Tailoring difficulty for a player’s enjoyment is a much tougher task than it sounds. The traditional method of counting quarters was a simple gauge of success for a game; you knew the game was fun because people were playing it. Now a developer has to factor in a huge number of variables. For starters, the players themselves don’t always know where they stand with a game. The easy mode for Devil May Cry 4 may be highly appropriate for someone new to the series, while easy in Bioshock is borderline boring for anyone even remotely skilled at games. Chris Bateman explains in a fascinating blog post how tricky this balance becomes even if you have the alternative of making the game adapt to the player. With adaptive gameplay, the best strategy is to lose a few times so the game makes itself easier. If the player gets killed too many times before they have learned how to play, by the time they figure it out and are ready for a challenge it’ll be too easy. Finally, there is the simple problem of some players enjoying difficulty more than others. Challenge and overcoming it is still a source of satisfaction for some people. Bateman ends the post with the lament that there is simply too little information for developers to really know if they’ve got the right level of difficulty for their audience.

Beyond balancing difficulty is the simple question of whether it serves any purpose in the game at all. Back at the Pickford blog, another article goes into the various game design options that let a player break down the difficulty at their own pace. Although these games still utilize difficulty to a certain extent, there is always a way out. In some games, you can just level grind until your characters can overpower a boss. Interactive fiction or puzzles rarely maintain their difficulty because you can always check for hints online. The origin of such accommodations in these games was to make sure that someone who enjoyed the plot would always be able to get to the end. After all, as Pickford notes, when you’re telling a story, getting to the conclusion is the reward, not overcoming a tricky boss fight. Using GTA 4 as an example, Pickford notes that keeping up both challenging gameplay and also having a compelling narrative then becomes problematic. We all want to know what happens to Nico at the end, but doing those last couple of missions over and over can ruin the pace of the story. They just become annoying. Where is our way out if we don’t care about the satisfaction of saying we beat the game? If we’re there for the experience, is any difficulty that stops it really appropriate?

Yet just because the difficulty is hard to get right doesn’t mean it can’t serve another purpose. What if we used difficulty in conjunction with the plot? A more organized approach beyond just making everything have more health or deal more damage. For example, going back to Bioshock, if you play the game on Easy, hunting the Big Daddy becomes a light affair. Yet that’s contrary to their role in the story as fearsome protectors, which you appreciate more in the higher difficulty settings. You don’t really get the full narrative experience if you play it on a low difficulty. If you play the game on Hard, a Big Daddy is a very difficult, strategic affair that can take several tries. Would it have been better, for the sake of the story delivering an experience, if the Big Daddy was still hard to kill even on Easy? The method seems to work in more free-form RPG’s like Fallout. If you pick a fight with a super mutant in that game, rather than talking your way out, it is always guaranteed to be an unpleasant exchange for you. That’s consistent with the story and the setting: the super mutants are extremely dangerous and poised to take over the West Coast. Yet in the couple of instances where the game forces you to engage in direct combat with them, it offers a lot of help to lighten up the exchange. What one game does and the other doesn’t is that they adapt the difficulty with the plot. A person who is represented as a badass stays a badass.

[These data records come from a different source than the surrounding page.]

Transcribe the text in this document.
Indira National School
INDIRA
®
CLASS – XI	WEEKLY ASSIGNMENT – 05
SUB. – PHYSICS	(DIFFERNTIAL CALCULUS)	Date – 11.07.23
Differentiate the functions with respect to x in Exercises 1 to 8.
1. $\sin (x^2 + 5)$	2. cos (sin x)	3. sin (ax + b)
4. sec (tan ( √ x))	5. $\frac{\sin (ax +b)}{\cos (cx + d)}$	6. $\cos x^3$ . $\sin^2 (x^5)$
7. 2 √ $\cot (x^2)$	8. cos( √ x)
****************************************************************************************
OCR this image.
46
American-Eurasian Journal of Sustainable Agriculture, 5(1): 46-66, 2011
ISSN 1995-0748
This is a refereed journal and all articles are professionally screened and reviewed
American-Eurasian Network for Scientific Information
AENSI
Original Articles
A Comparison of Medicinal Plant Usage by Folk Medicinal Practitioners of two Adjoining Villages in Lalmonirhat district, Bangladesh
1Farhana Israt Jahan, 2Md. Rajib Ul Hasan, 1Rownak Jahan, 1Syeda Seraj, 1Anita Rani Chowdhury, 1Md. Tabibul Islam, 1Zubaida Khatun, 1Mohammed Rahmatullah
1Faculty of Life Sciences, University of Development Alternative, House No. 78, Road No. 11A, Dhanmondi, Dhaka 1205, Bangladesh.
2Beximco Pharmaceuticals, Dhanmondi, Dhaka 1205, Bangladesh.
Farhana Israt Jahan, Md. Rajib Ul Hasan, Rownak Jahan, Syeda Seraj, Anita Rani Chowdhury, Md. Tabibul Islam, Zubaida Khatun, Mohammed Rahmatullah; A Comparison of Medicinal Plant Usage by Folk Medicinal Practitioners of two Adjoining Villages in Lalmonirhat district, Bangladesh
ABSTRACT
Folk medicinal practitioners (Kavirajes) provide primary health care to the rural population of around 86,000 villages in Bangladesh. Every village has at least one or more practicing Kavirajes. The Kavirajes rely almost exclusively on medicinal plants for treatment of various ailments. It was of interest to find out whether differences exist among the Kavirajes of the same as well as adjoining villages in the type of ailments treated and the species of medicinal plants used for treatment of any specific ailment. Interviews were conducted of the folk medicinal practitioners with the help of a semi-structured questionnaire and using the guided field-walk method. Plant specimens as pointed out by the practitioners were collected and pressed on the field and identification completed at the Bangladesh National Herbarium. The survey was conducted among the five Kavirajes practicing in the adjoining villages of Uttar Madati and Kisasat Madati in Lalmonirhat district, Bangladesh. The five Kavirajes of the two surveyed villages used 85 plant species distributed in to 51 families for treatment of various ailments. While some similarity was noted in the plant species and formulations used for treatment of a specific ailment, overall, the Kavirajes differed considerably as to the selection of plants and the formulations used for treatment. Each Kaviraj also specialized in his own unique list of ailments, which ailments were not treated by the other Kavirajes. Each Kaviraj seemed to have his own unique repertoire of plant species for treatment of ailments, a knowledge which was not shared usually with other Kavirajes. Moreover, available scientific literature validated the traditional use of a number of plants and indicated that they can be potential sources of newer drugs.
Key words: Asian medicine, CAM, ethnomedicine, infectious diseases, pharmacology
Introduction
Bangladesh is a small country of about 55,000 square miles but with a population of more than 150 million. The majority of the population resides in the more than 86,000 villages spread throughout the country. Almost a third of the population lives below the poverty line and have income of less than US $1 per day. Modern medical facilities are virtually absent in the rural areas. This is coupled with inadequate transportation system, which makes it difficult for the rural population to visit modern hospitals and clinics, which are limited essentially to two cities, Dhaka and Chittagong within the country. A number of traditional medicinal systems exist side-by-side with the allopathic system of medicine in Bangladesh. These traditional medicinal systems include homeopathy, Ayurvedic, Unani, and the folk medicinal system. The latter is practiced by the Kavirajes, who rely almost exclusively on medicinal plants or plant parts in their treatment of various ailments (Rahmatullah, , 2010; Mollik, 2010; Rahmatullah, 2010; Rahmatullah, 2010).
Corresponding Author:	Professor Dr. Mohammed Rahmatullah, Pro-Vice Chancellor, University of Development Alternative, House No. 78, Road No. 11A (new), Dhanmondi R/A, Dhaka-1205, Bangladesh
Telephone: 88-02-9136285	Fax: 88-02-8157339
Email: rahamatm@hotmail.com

Such considerations of difficulty become even more prevalent as multiplayer becomes a huge feature in video games. Why develop a brilliant A.I. or carefully balanced difficulty system when players can just go online and fight real people? Rankings and choice of opponents give a player the same set of options that developers spend years developing themselves. It also lets them feel that sense of accomplishment that beating a tough game provides as well. In an article with ‘The Escapist’, Kieron Gillen muses that challenging games are quickly becoming the equivalent of ’80s metal. They’re such an acquired taste and appeal to such a small group that they aren’t able to find a home anywhere except the underground scene. This seems like a loss in terms of what difficulty could potentially add to a game if there was a bit more thought behind it. The satisfaction of beating a difficult game or having the highest score will always be there for players. It cannot hurt to wonder what other uses challenge in games may have for creating a game experience.